# Hmmm maybe a little fishy???



## plymouth71 (Dec 14, 2009)

I know some people out there are making Repro Decals, so I don't think it's off the wall to think this case is not original.

As far as I remember, the RCMP police car was not available separately. Anyone else care to indulge?

http://cgi.ebay.com/ws/eBayISAPI.dl...akeTrack=true&ssPageName=VIP:watchlink:top:en


----------



## philo426 (Mar 4, 2009)

I was not aware that aurora ever produced a '77 Caprice before!


----------



## Bubba 123 (Sep 10, 2010)

plymouth71 said:


> I know some people out there are making Repro Decals, so I don't think it's off the wall to think this case is not original.
> 
> As far as I remember, the RCMP police car was not available separately. Anyone else care to indulge?
> 
> http://cgi.ebay.com/ws/eBayISAPI.dl...akeTrack=true&ssPageName=VIP:watchlink:top:en


my best advice,
contact Parts-Pig on here,
or Goodwrench88..

names "I" trust :thumbsup:

Bubba 123


----------



## plymouth71 (Dec 14, 2009)

The Chevy "Police" car has dark tinted glass, separate front and rear chrome bumpers, and in most cases a separate chrome radar. The chassis has a geared top plate with bulbs to provide alternating overhead flashing lights.Older cars have clear lenses and colored bulbs. Later versions have colored lights with clear bulbs inside. A Stop Police pin can be fitted into the chassis to allow for reverse control.

The following variations were produced:
•1030 Dark Blue/White (RCMP w/ 2 stickers)
•1050 White/Orange/Blue (STATE POLICE)
•1051 White/Red/Orange (RESCUE)
•1979 Yellow/Blue HY-71 with clear, blue, or red and blue lights (not all shown)
•1979 White/Blue HY-71 with clear, blue, or red and blue lights (not all shown)
•1986 White/Red/Silver FD-11 (FIRE CHIEF) with red and blue or clear lights
•1988 White/Red S-3 (SHERIFF)

Note: 1988 is incorrectly referred to as 6290 in Bob Beers book. 6290 is really a purple Mercury Stocker.

The RCMP version is by far the hardest to find.

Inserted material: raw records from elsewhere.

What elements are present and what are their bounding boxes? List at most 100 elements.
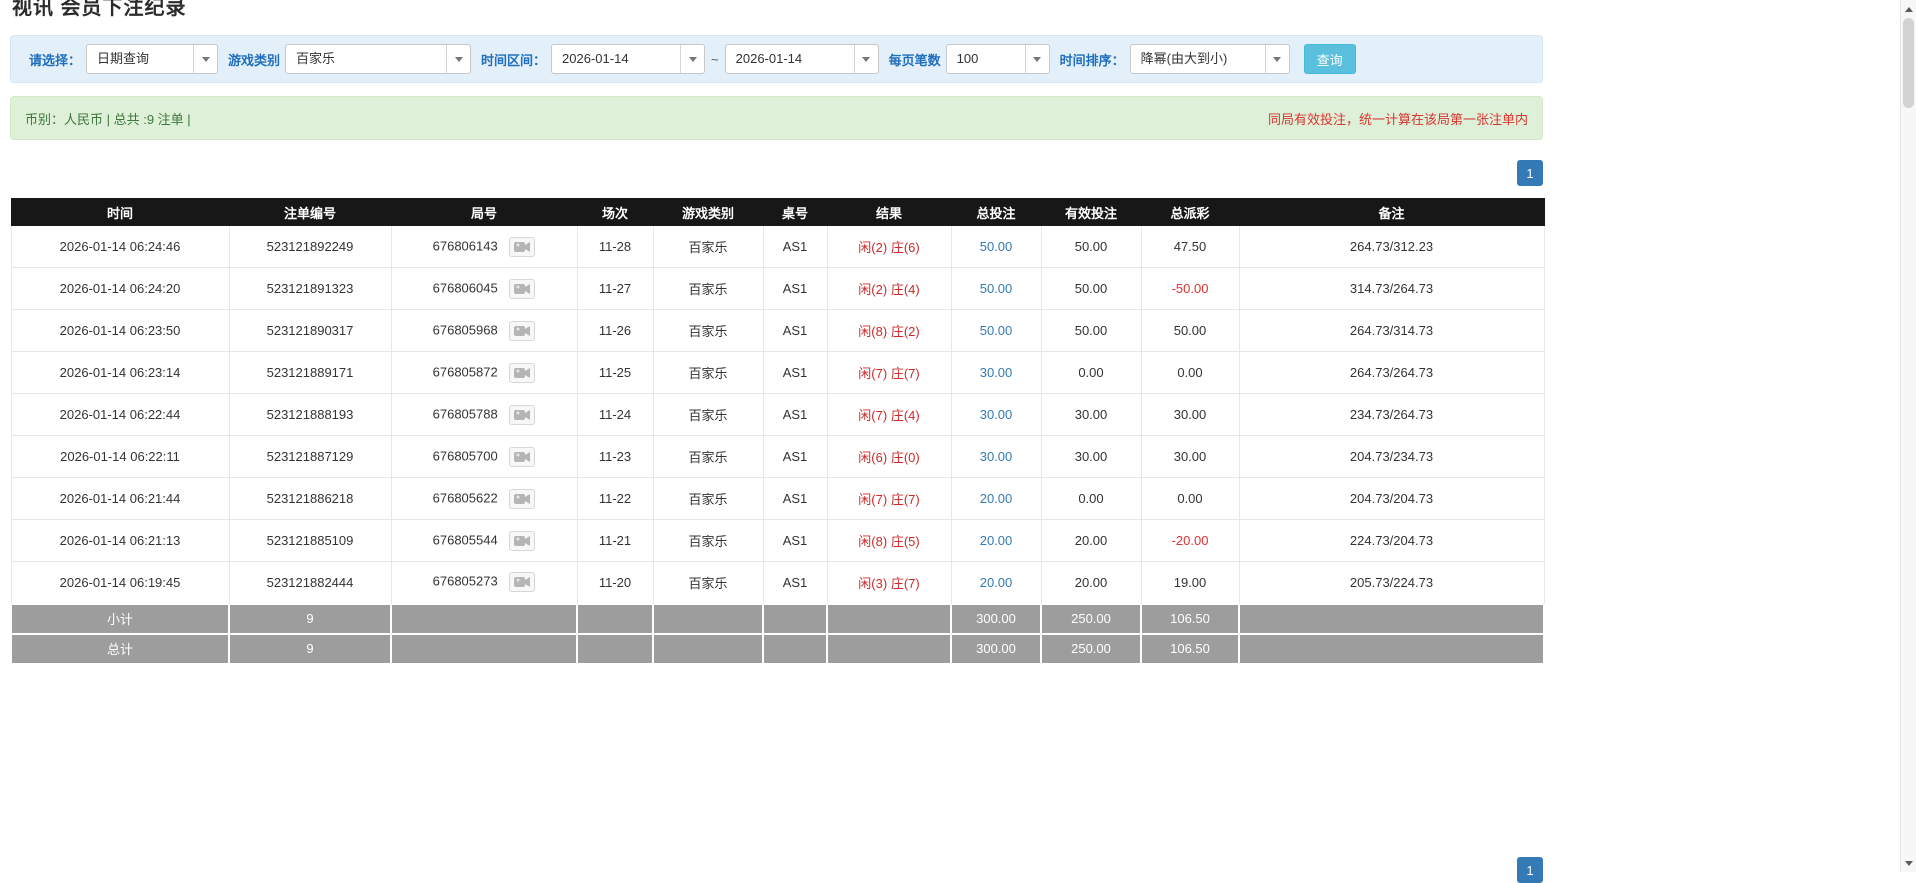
result-cell: 闲(2) 庄(6) bbox=[826, 225, 952, 268]
round-cell: 676805700 bbox=[390, 435, 578, 478]
total-bet-link[interactable]: 50.00 bbox=[950, 267, 1042, 310]
bet-id-cell: 523121887129 bbox=[228, 435, 392, 478]
round-id: 676805788 bbox=[432, 405, 498, 421]
result-cell: 闲(7) 庄(4) bbox=[826, 393, 952, 436]
chevron-down-icon[interactable] bbox=[1264, 45, 1289, 73]
total-bet-link[interactable]: 30.00 bbox=[950, 435, 1042, 478]
table-row: 2026-01-14 06:21:13 523121885109 6768055… bbox=[10, 519, 1545, 562]
scroll-up-icon[interactable] bbox=[1901, 2, 1916, 16]
video-preview-icon[interactable] bbox=[509, 488, 536, 509]
video-preview-icon[interactable] bbox=[509, 362, 536, 383]
round-cell: 676805622 bbox=[390, 477, 578, 520]
table-no-cell: AS1 bbox=[762, 519, 828, 562]
video-preview-icon[interactable] bbox=[509, 236, 536, 257]
chevron-down-icon[interactable] bbox=[193, 45, 218, 73]
empty-cell bbox=[826, 602, 952, 635]
game-type-cell: 百家乐 bbox=[652, 267, 764, 310]
game-type-cell: 百家乐 bbox=[652, 561, 764, 604]
round-id: 676805872 bbox=[432, 363, 498, 379]
game-type-select[interactable]: 百家乐 bbox=[285, 44, 472, 74]
total-valid-bet: 250.00 bbox=[1040, 632, 1142, 665]
total-label: 总计 bbox=[10, 632, 230, 665]
session-cell: 11-23 bbox=[576, 435, 654, 478]
scroll-down-icon[interactable] bbox=[1901, 856, 1916, 870]
scrollbar-thumb[interactable] bbox=[1903, 18, 1914, 108]
video-preview-icon[interactable] bbox=[509, 530, 536, 551]
table-row: 2026-01-14 06:22:11 523121887129 6768057… bbox=[10, 435, 1545, 478]
result-banker: 庄(4) bbox=[890, 282, 920, 297]
empty-cell bbox=[1238, 602, 1545, 635]
table-no-cell: AS1 bbox=[762, 393, 828, 436]
sort-select[interactable]: 降幂(由大到小) bbox=[1129, 44, 1290, 74]
page-button-1-bottom[interactable]: 1 bbox=[1517, 857, 1543, 883]
total-bet-link[interactable]: 20.00 bbox=[950, 477, 1042, 520]
round-cell: 676805788 bbox=[390, 393, 578, 436]
payout-cell: 47.50 bbox=[1140, 225, 1240, 268]
bet-id-cell: 523121885109 bbox=[228, 519, 392, 562]
valid-bet-cell: 50.00 bbox=[1040, 225, 1142, 268]
game-type-cell: 百家乐 bbox=[652, 519, 764, 562]
round-id: 676805622 bbox=[432, 489, 498, 505]
chevron-down-icon[interactable] bbox=[853, 45, 878, 73]
game-type-value: 百家乐 bbox=[296, 51, 336, 66]
result-cell: 闲(8) 庄(2) bbox=[826, 309, 952, 352]
round-cell: 676805544 bbox=[390, 519, 578, 562]
total-bet-link[interactable]: 50.00 bbox=[950, 225, 1042, 268]
title-clip: 视讯 会员下注纪录 bbox=[10, 0, 1543, 20]
search-button[interactable]: 查询 bbox=[1303, 44, 1356, 74]
video-preview-icon[interactable] bbox=[509, 446, 536, 467]
chevron-down-icon[interactable] bbox=[680, 45, 705, 73]
session-cell: 11-20 bbox=[576, 561, 654, 604]
result-player: 闲(7) bbox=[858, 408, 888, 423]
result-banker: 庄(5) bbox=[890, 534, 920, 549]
chevron-down-icon[interactable] bbox=[446, 45, 471, 73]
date-to-select[interactable]: 2026-01-14 bbox=[724, 44, 879, 74]
bet-id-cell: 523121889171 bbox=[228, 351, 392, 394]
time-cell: 2026-01-14 06:23:14 bbox=[10, 351, 230, 394]
game-type-cell: 百家乐 bbox=[652, 477, 764, 520]
column-header: 时间 bbox=[10, 198, 230, 226]
total-bet-link[interactable]: 20.00 bbox=[950, 561, 1042, 604]
game-type-cell: 百家乐 bbox=[652, 351, 764, 394]
video-preview-icon[interactable] bbox=[509, 320, 536, 341]
payout-cell: -50.00 bbox=[1140, 267, 1240, 310]
payout-cell: 0.00 bbox=[1140, 477, 1240, 520]
total-payout: 106.50 bbox=[1140, 632, 1240, 665]
video-preview-icon[interactable] bbox=[509, 278, 536, 299]
total-bet-link[interactable]: 50.00 bbox=[950, 309, 1042, 352]
vertical-scrollbar[interactable] bbox=[1900, 0, 1916, 872]
total-bet-link[interactable]: 20.00 bbox=[950, 519, 1042, 562]
empty-cell bbox=[652, 602, 764, 635]
video-preview-icon[interactable] bbox=[509, 404, 536, 425]
result-banker: 庄(7) bbox=[890, 492, 920, 507]
remark-cell: 205.73/224.73 bbox=[1238, 561, 1545, 604]
filter-bar: 请选择： 日期查询 游戏类别 百家乐 时间区间： 2026-01-14 ~ 20… bbox=[10, 35, 1543, 83]
video-preview-icon[interactable] bbox=[509, 572, 536, 593]
table-row: 2026-01-14 06:21:44 523121886218 6768056… bbox=[10, 477, 1545, 520]
result-player: 闲(7) bbox=[858, 492, 888, 507]
total-bet-link[interactable]: 30.00 bbox=[950, 393, 1042, 436]
table-row: 2026-01-14 06:24:20 523121891323 6768060… bbox=[10, 267, 1545, 310]
date-to-value: 2026-01-14 bbox=[735, 51, 803, 66]
total-bet-link[interactable]: 30.00 bbox=[950, 351, 1042, 394]
round-cell: 676806143 bbox=[390, 225, 578, 268]
valid-bet-cell: 0.00 bbox=[1040, 477, 1142, 520]
page-button-1[interactable]: 1 bbox=[1517, 160, 1543, 186]
table-no-cell: AS1 bbox=[762, 309, 828, 352]
valid-bet-cell: 30.00 bbox=[1040, 393, 1142, 436]
subtotal-total-bet: 300.00 bbox=[950, 602, 1042, 635]
date-from-select[interactable]: 2026-01-14 bbox=[551, 44, 706, 74]
query-type-label: 请选择： bbox=[29, 52, 82, 68]
column-header: 结果 bbox=[826, 198, 952, 226]
result-banker: 庄(0) bbox=[890, 450, 920, 465]
page-size-select[interactable]: 100 bbox=[945, 44, 1050, 74]
session-cell: 11-21 bbox=[576, 519, 654, 562]
table-body: 2026-01-14 06:24:46 523121892249 6768061… bbox=[10, 225, 1545, 604]
game-type-cell: 百家乐 bbox=[652, 393, 764, 436]
chevron-down-icon[interactable] bbox=[1024, 45, 1049, 73]
summary-left-text: 币别：人民币 | 总共 :9 注单 | bbox=[25, 111, 191, 127]
query-type-select[interactable]: 日期查询 bbox=[86, 44, 219, 74]
result-banker: 庄(6) bbox=[890, 240, 920, 255]
round-id: 676805968 bbox=[432, 321, 498, 337]
column-header: 局号 bbox=[390, 198, 578, 226]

There is also the Tomy AFX versions


----------



## pshoe64 (Jun 10, 2008)

Questions maybe someone can help me with this line of AFX cars. Didn't the series carry either the "Over-Heads" or "Stop-Police" logos? I do not have any of the boxes with the standard Magna-Traction logo for the lighted police cars. Did they come packaged as such and did the jewel cases survive through the extremely limited production of 1982-83 or was everything on blister cards by then? 

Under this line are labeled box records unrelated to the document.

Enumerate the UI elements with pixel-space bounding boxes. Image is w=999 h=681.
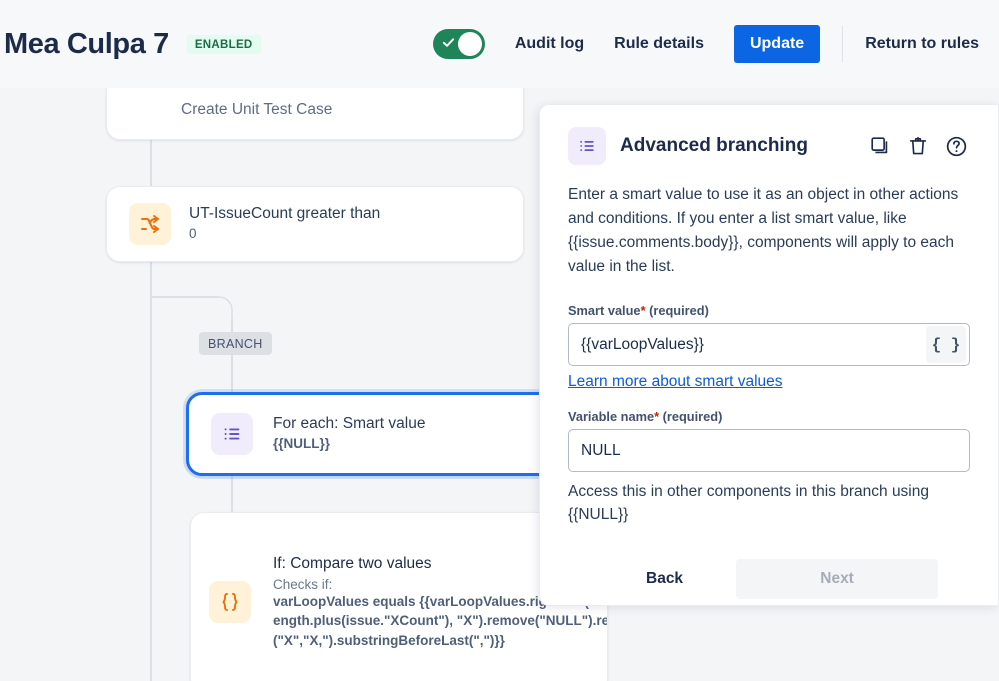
check-icon <box>442 36 455 49</box>
back-button[interactable]: Back <box>628 560 701 598</box>
node-body: Create Unit Test Case <box>181 100 332 121</box>
node-title: Create Unit Test Case <box>181 101 333 118</box>
variable-name-label: Variable name* (required) <box>568 409 970 424</box>
node-body: For each: Smart value {{NULL}} <box>273 414 425 453</box>
connector-trunk-1 <box>150 140 152 186</box>
smart-value-label: Smart value* (required) <box>568 303 970 318</box>
connector-trunk-2 <box>150 262 152 681</box>
connector-branch-corner <box>205 296 233 324</box>
page-title: Mea Culpa 7 <box>4 27 169 60</box>
required-text: (required) <box>662 409 723 425</box>
duplicate-icon[interactable] <box>866 132 894 160</box>
required-star: * <box>640 303 646 319</box>
advanced-branching-panel: Advanced branching Enter a smart value t… <box>539 104 999 606</box>
trash-icon[interactable] <box>904 132 932 160</box>
variable-name-field-wrap[interactable] <box>568 429 970 473</box>
smart-value-input[interactable] <box>569 324 926 366</box>
curly-braces-icon <box>209 581 251 623</box>
node-title: UT-IssueCount greater than <box>189 205 381 223</box>
node-subtitle: {{NULL}} <box>273 436 331 452</box>
variable-name-input[interactable] <box>569 430 969 472</box>
update-button[interactable]: Update <box>733 25 821 63</box>
rule-details-link[interactable]: Rule details <box>614 35 704 53</box>
insert-smart-value-button[interactable]: { } <box>926 326 966 364</box>
page-header: Mea Culpa 7 ENABLED Audit log Rule detai… <box>0 0 999 88</box>
node-subtitle: 0 <box>189 226 197 242</box>
rule-enabled-toggle[interactable] <box>432 29 485 59</box>
panel-actions: Back Next <box>568 558 970 599</box>
panel-description: Enter a smart value to use it as an obje… <box>568 186 959 276</box>
panel-title: Advanced branching <box>620 135 808 156</box>
return-to-rules-link[interactable]: Return to rules <box>865 35 979 53</box>
status-badge: ENABLED <box>186 34 261 54</box>
required-text: (required) <box>649 303 709 319</box>
audit-log-link[interactable]: Audit log <box>515 35 584 53</box>
branch-label: BRANCH <box>199 332 272 355</box>
smart-value-field-wrap[interactable]: { } <box>568 323 970 367</box>
variable-access-help: Access this in other components in this … <box>568 483 929 524</box>
node-ut-issuecount-condition[interactable]: UT-IssueCount greater than 0 <box>106 186 524 262</box>
smart-value-label-text: Smart value <box>568 303 641 319</box>
list-icon <box>211 413 253 455</box>
node-body: UT-IssueCount greater than 0 <box>189 204 380 243</box>
toggle-knob <box>457 32 482 56</box>
header-divider <box>842 26 844 62</box>
shuffle-branch-icon <box>129 203 171 245</box>
help-icon[interactable] <box>942 132 970 160</box>
node-title: For each: Smart value <box>273 415 426 433</box>
panel-header: Advanced branching <box>568 127 970 165</box>
next-button: Next <box>736 558 939 599</box>
learn-more-smart-values-link[interactable]: Learn more about smart values <box>568 373 783 391</box>
variable-name-label-text: Variable name <box>568 409 655 425</box>
required-star: * <box>654 409 660 425</box>
list-icon <box>568 127 606 165</box>
node-create-unit-test-case[interactable]: Create Unit Test Case <box>106 88 524 140</box>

Thanks for any additional input.
-Paul


----------



## tomhocars (Oct 19, 2005)

Keep on looking.That's all I'll say.


----------



## jeremy1082 (Apr 27, 2004)

This same seller had the same car on ebay for $600 recently and it did not sell. Another one was up with a starting price of $350 which was lowered to $265 and still not bids. One sold recently for $330 but it all depends on the timing and the market. It's worth whatever a buyer is willing to pay for it. 
I picked one up last weekend included in an old "Stop Police" set on Kijiji (like Craigslist in the states) for $50. The chassis was messed up but I had a N.O.S. in my collection to replace it with. The body was great though.


----------



## plymouth71 (Dec 14, 2009)

Damn you! I answered that ad too! He never got back to me. At least someone knowledgeable got it. :freak:


----------



## jeremy1082 (Apr 27, 2004)

Sorry Plymouth71. The best thing to come out of that set was the RCMP body. I wanted one but wasn't about to pay $300 to get one. It took him a while to get back to me too. I had to drive from Pickering to Mississauga to get it.

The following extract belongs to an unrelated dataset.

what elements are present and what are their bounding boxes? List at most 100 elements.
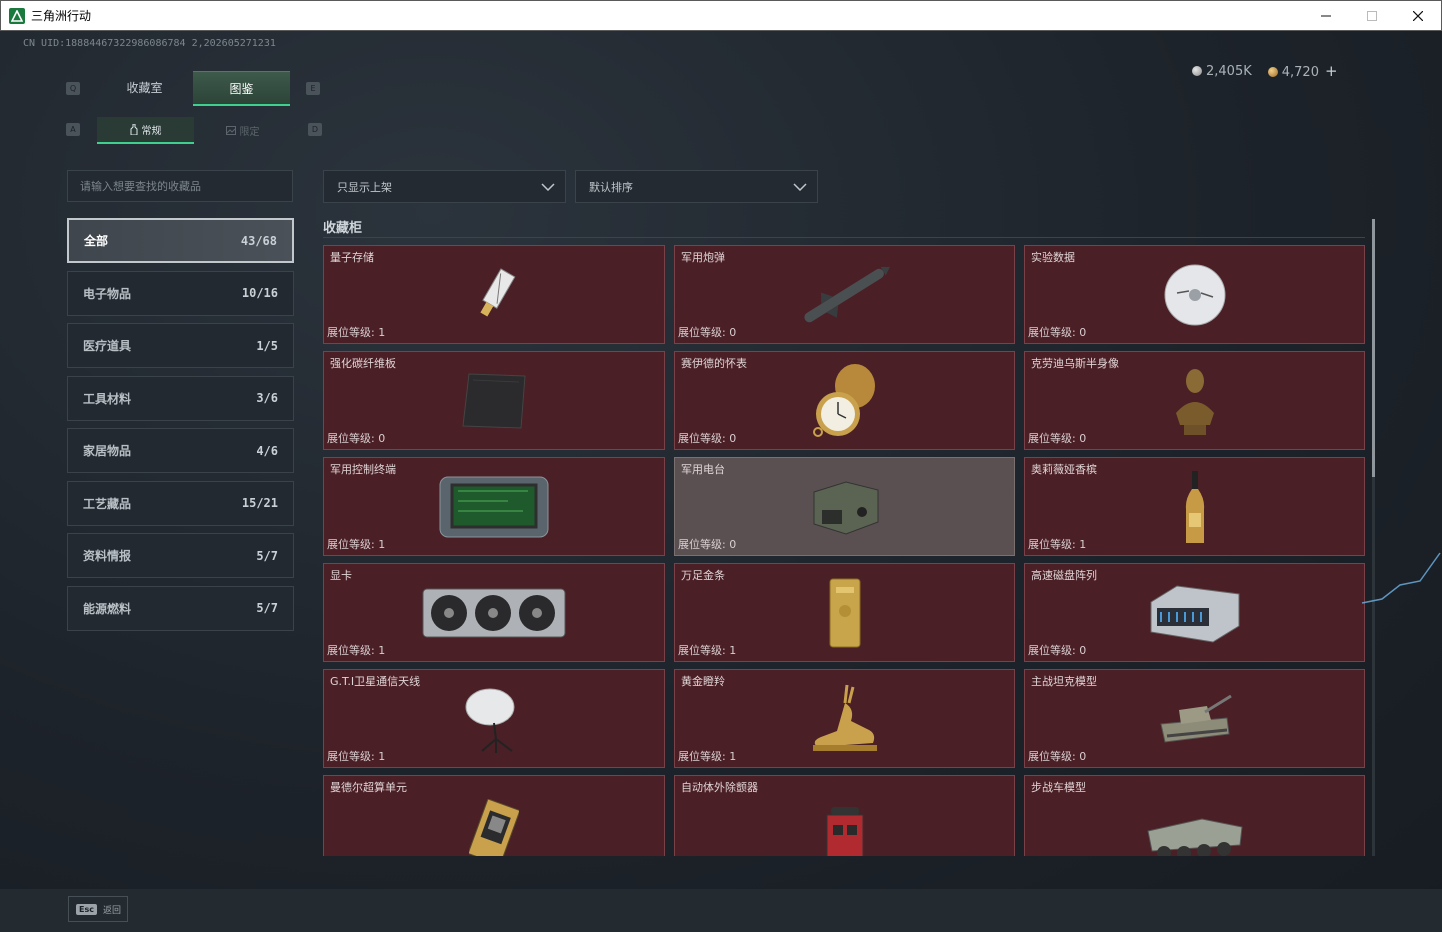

Whoever got it would have had to get some parts to repair it. The chassis was burnt and the Firebird needed pick up shoes, springs and a new rear axle....all things that I had in my parts bin. I'm probably going to sell the track, controllers and adapter. There were some broken tabs on the track pieces. When somebody says "I don't know if it works or is running", it really means that they are sure that it does not work and they have tried to fix it.

When I opened up the cars, it was obvious that somebody tried to fix them and gave up. No worries as they were pretty easy fixes for me.


----------